Continued and committed leadership is crucial to getting and staying ahead of the AIDS epidemic.

Continued and committed leadership is crucial to getting and staying ahead of the AIDS epidemic, says UNAIDS Executive Director, Peter Piot, in a preface to a new publication titled South Asia: Portraits of Commitment – Why people become leaders in AIDS work.

The publication, commissioned by the UNAIDS' Asia Pacific Leadership Forum (APLF) on HIV/AIDS and Development, portrays people in South Asia who have gone way beyond the line of duty to prevent the spread of HIV and AIDS.

In effect, the publication highlights how people from diverse backgrounds rise above the challenges posed by AIDS to demonstrate concrete acts of leadership.

"Leaders are distinguished by their action, innovation and vision; by their personal example and engagement of others; and by their perseverance in the face of obstacles and challenges," states Piot.

When leaders take action in their communities, it can influence the change required to tackle the socially driven vectors of the epidemic such as the low status of women, homophobia, HIV-related stigma, poverty and inequality.

Although political commitment and leadership on AIDS is greater than ever before, there's need to think in the long term if the response to the epidemic is to be effective.

"Long-term sustainability does not mean looking five or ten years ahead, but twenty-five years and more because the AIDS epidemic, tragically, will not end of itself anytime soon," adds Piot.
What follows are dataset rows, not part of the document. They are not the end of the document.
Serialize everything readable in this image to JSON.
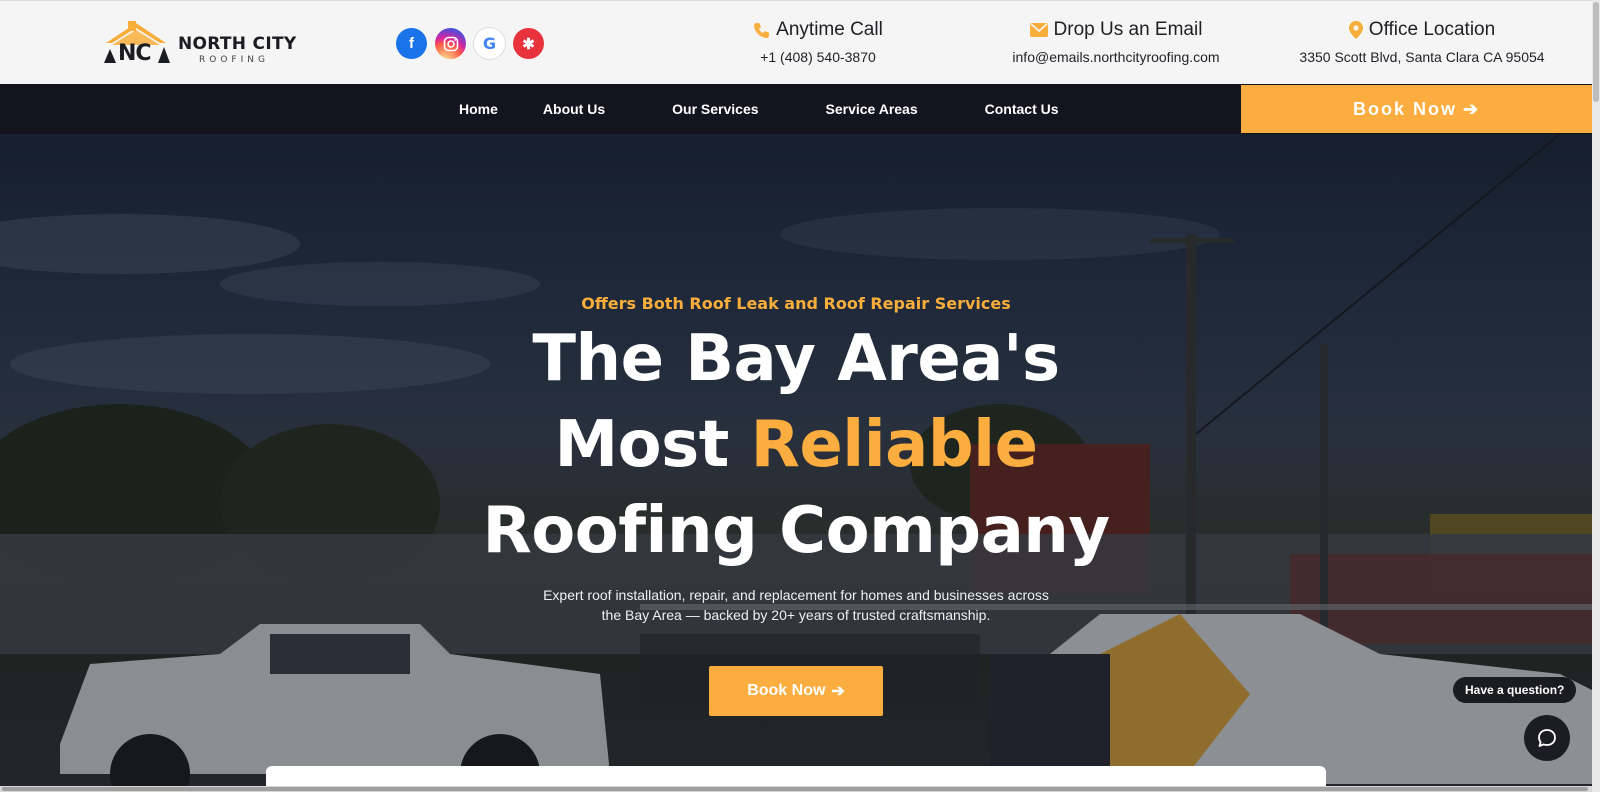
{
  "logo": {
    "name": "NORTH CITY",
    "sub": "ROOFING",
    "monogram": "NC",
    "icon": "house-logo-icon"
  },
  "socials": [
    {
      "name": "facebook-icon",
      "glyph": "f"
    },
    {
      "name": "instagram-icon",
      "glyph": "◎"
    },
    {
      "name": "google-icon",
      "glyph": "G"
    },
    {
      "name": "yelp-icon",
      "glyph": "✱"
    }
  ],
  "contacts": {
    "call": {
      "title": "Anytime Call",
      "value": "+1 (408) 540-3870",
      "icon": "phone-icon"
    },
    "email": {
      "title": "Drop Us an Email",
      "value": "info@emails.northcityroofing.com",
      "icon": "envelope-icon"
    },
    "location": {
      "title": "Office Location",
      "value": "3350 Scott Blvd, Santa Clara CA 95054",
      "icon": "map-pin-icon"
    }
  },
  "nav": {
    "items": [
      "Home",
      "About Us",
      "Our Services",
      "Service Areas",
      "Contact Us"
    ],
    "book_label": "Book Now",
    "arrow": "➔"
  },
  "hero": {
    "tagline": "Offers Both Roof Leak and Roof Repair Services",
    "headline_line1": "The Bay Area's",
    "headline_line2_a": "Most ",
    "headline_line2_b": "Reliable",
    "headline_line3": "Roofing Company",
    "description_line1": "Expert roof installation, repair, and replacement for homes and businesses across",
    "description_line2": "the Bay Area — backed by 20+ years of trusted craftsmanship.",
    "book_label": "Book Now",
    "arrow": "➔"
  },
  "chat": {
    "bubble": "Have a question?",
    "icon": "chat-icon"
  },
  "colors": {
    "accent": "#fbad3f",
    "nav_bg": "#14141f",
    "topbar_bg": "#f5f5f5"
  }
}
In other words, there's need to sustain every part of the AIDS response over the long-term in order to have future generations that are free from AIDS.

"We need many things to make this commitment a reality. Not least adequate funding for AIDS programs must be made available," says Piot.

"The money that is mobilized must be made to work for those who need it most. We must advance scientific innovation for new medicines and for women-controlled prevention technologies and at the same time, ensure that these are made universally available."

Only through understanding and compassion will there be an impact on halting the spread of HIV.

Resources and leadership are required to influence action against HIV and AIDS, and not the groups of people infected or affected by the disease.

The challenge of AIDS is perhaps the greatest that humanity has ever faced but the fact of the matter is that through it much has been done to respect human rights and individual choice where once there was little or no respect for such rights.

"Securing success will require an unprecedented, united response from leaders, communities and individuals the world over for the next few decades, at a very minimum," states Piot. "Confronted with the exceptional challenges posed by AIDS, we have no choice but to act in exceptional ways."

Leadership comes from a desire to make things better – doing what is needed rather than what is expected or popular, reads part of the report.

In sum, leadership helps to unravel the invisibility of the AIDS epidemic thereby directing resources to where they are most needed, and in the process helping humanity to face its greatest threat.